The last thing the girls said to me when they got out of the car at school this morning was, "Don't forget to vote!" Tonight The Younger Daughter decorated her new rinsing cup with the word "Vote!" around its rim and mock election returns on the sides. This is what happens when a family sits around the television watching the incoming election statistics the way it watches its favorite movies.

I understand that Missouri's senatorial race is one of national interest. Certainly its stem cell initiative is. As I write, Great Scott calls out numbers from the next room, numbers that don't really mean very much yet, with only 5% reporting. Both matters are going to be exceedingly close. One thing that the Talent/McCaskill race and the stem cell initiative have done is to increase voter turnout in this state; estimates thus far are higher than they've been since the 1994 election, we heard on the news tonight.

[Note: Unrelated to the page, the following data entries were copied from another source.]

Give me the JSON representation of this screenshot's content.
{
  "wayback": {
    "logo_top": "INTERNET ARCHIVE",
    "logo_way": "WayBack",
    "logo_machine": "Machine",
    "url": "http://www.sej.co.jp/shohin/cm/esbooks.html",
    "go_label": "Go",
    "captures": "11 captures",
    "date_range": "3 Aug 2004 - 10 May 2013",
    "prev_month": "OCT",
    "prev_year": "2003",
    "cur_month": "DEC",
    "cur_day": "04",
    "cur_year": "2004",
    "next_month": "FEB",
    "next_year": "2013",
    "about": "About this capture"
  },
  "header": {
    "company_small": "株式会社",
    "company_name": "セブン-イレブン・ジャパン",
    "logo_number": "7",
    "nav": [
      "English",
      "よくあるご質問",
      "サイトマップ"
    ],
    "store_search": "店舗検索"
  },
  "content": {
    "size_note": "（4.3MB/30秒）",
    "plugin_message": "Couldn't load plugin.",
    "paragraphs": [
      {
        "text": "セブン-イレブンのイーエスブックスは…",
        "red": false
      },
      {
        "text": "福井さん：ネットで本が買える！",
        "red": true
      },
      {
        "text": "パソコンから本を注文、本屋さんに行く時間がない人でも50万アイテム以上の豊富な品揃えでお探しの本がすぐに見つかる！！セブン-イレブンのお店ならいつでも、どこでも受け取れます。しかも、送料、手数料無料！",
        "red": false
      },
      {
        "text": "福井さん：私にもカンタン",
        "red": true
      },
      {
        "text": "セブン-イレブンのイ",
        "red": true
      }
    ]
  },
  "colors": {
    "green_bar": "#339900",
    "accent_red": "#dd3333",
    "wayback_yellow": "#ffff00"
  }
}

Evidently some locations were unprepared. Near Joplin, a shortage of ballots necessitated photocopying ballots that will have to be hand counted, so Missouri's final tally may not be known until tomorrow morning.

I was 2 months old, so the family legend goes, when my grandfather sat me on his knee and asked, "How's my little Republican today?" Most of my family (ok, all of them that I know of) are Republicans, although not so adamantly as was my grandfather, and I was certainly raised from a Republican viewpoint. That said, I was also raised (by my very rational and logical father) to find out the facts and think hard about them, to recognize ways that political ads (on both ends of the spectrum) twist and use facts to a particular politician's advantage, and to not ever simply turn off my brain. I don't vote a straight party ticket (Sorry, Grandpa), and I'm not entirely happy with everything that's gone on in this administration. As a matter of fact, I don't know that "Republican" is an entirely apt description, although "Democrat" wouldn't be, either.

It would be my hope that as our girls grow up, they'll stay interested and enthusiastic about doing their research and voting, even if their views don't coincide with my own. What I would most like for them to do is to think, to consider what is said and what is strategically not said and to carefully form their conclusions and decisions. It's a family tradition, after all.

Notes: Part 2

Back in September I blogged about having to rewrite The Older Daughter's absence excuse. It had been a little too out of the ordinary for her tastes. The Younger Daughter, however, has no such reservations. She loves odd notes, the wilder the better. Together, we have entirely too much fun with her teachers.

Mrs. K.,

Would it be possible for you to dash off a note to me when [The Younger Daughter] fails to turn in an assignment?...We find that hanging [The Younger Daughter] upside down and lashing her bare feet with wet noodles is a much better deterrent if applied promptly after an infraction.

Thank you,
Cindy Lawson

Have I mentioned that this school (and our family) is blessed with extraordinarily good-humored faculty as a whole? A very good thing.

Saturday, November 04, 2006

A Young Dragon's Guide to Proper Behavior

1. Always (all ways) be polite to other dragons.

2. Mind your hoard. If you keep it tidy, you'll know at once if any of it goes missing.

3. Don't be a messy eater. Clean up the armor bits when you're finished.

4. Turn your head away from other dragons when you sneeze. No one likes to be singed.

5. Be respectful of your parent dragons. They are bigger and meaner than you.

Ingenuity is the name of the game in raising precocious children, we are discovering. The younger one is very into dragons. Dragons and pirates. I'm seeing a treasure factor pattern here. Might explain the state of her lair.

Friday, November 03, 2006


Friday Quote: On Friendship

"Oh, the comfort, the inexpressible comfort of feeling safe with a person, having neither to weigh thoughts nor to measure words, but pouring them all out, just as they are, chaff and grain together, certain that a faithful hand will take and sift them, keep what is worth keeping, and with a breath of kindness blow the rest away."

--George Eliot

Because of the isolation of our location, in part, but even more because of my own distrustful nature, I do not have very many such friends, and the ones I do have are far away, our contacts few and far between. This makes them all the more valued.